Still, we live in the short term, and we are, all of us, materially worse off than we were last week. The enforced scarcity so that a few might still extract monetary wealth from this decadent system will be that much more unyielding. The true scarcity of resource depletion will be that much more accelerated. And there will be pain. For every body. But as things are shaping up, women will bear the most. Those who voted for this owe apology to their mothers, their wives and sisters, their daughters, especially their daughters who are now completely unsheltered and will live in this dangerous precarity for the rest of their lives. And I would not expect forgiveness… Your debt is too great.


your debt

you chose
to abandon care
to betray love
to abjure responsibility
you chose
to break trust
to break connection
to break bodies
you chose

in full consciousness
with full intent
knowing full well the consequences
you chose

and your children will discharge your debt

you chose

and when the hollow eyes
when the empty hands
direct baleful inquiry
you will remember
you chose

and no pardon will flow
no granted indulgence
to salve the late-sprung conscience
at the final door
you chose

you chose
to owe guerdon
greater than your life’s worth
you chose
to sacrifice
all that is worthy in life
you chose

and there will be no restitution

Wednesday Word

for 13 November 2024

restitution

What does that mean to you? How does it affect your life? You can respond below or just take it with you today. Think on it.

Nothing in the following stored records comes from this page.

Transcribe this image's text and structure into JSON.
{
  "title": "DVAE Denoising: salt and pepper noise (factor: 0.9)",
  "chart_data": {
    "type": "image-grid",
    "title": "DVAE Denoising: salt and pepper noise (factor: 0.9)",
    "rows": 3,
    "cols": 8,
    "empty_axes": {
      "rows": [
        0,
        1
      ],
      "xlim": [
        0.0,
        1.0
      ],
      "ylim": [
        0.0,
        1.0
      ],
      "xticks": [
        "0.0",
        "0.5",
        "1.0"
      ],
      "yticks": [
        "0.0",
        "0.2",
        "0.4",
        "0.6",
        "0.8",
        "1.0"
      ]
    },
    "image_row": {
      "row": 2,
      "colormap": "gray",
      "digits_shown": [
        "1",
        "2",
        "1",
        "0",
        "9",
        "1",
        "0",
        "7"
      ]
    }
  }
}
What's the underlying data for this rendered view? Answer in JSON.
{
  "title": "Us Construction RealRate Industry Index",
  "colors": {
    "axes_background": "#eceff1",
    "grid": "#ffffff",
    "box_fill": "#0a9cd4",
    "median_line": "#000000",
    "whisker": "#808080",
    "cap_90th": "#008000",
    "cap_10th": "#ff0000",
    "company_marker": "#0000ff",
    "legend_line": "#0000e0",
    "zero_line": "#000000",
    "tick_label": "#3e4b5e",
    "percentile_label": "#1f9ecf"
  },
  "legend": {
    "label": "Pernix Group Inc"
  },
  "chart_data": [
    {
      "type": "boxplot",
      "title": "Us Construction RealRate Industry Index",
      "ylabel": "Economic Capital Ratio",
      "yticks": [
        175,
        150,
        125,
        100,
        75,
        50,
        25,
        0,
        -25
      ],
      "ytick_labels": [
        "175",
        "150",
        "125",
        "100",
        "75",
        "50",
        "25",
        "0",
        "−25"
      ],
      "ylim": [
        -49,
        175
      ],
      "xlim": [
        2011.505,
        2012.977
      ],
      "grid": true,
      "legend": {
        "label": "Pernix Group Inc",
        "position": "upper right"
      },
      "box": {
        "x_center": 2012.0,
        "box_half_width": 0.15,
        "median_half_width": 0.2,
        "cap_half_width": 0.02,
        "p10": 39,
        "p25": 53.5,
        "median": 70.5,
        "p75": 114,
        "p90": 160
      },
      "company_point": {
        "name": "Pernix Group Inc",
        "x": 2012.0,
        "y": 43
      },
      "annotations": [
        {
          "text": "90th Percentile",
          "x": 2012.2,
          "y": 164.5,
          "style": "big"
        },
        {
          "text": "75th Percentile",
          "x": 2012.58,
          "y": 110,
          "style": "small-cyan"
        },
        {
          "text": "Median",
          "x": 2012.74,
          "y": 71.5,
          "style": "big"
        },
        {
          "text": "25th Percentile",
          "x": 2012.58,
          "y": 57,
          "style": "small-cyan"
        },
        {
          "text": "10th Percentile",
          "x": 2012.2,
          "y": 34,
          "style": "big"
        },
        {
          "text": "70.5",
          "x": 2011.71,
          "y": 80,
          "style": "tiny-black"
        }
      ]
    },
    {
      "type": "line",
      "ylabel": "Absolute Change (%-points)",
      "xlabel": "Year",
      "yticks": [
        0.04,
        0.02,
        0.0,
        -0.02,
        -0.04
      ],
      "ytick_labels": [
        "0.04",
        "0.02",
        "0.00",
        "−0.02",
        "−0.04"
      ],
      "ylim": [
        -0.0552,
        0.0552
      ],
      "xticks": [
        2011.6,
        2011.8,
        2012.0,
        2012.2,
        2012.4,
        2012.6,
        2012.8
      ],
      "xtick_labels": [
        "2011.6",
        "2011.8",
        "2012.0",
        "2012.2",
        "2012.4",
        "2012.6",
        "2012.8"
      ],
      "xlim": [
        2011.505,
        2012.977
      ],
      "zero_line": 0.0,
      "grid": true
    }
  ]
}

Even if you don’t choose to scribble, at least I’ve made you think about… restitution.


©Elizabeth Anker 2024

6 thoughts on “The Daily: 13 November 2024”

  1. …we are, all of us, materially worse off than we were last week… Not if you own cryptos, particularly, Bitcoins. But a wise man has already said, you can not eat bitcoins…

    Liked by 1 person

  2. In the very near future, the Lady at the apex will bring these men, and others like them, to their knees, and they will be desperately, and futilely, offering deeds and prayers, so that Mother Nature may return their lives to a state that matches the memories of their past, but it will all be to no avail, as the age of consequences will be upon them, and that’s how it will remain, until her soil, reclaims them.

    Liked by 1 person

  3. You are absolutely correct. I just wanted to point out that next to Musk, cryptocurrency people contributed most money to Trump and within a week they are rewarded.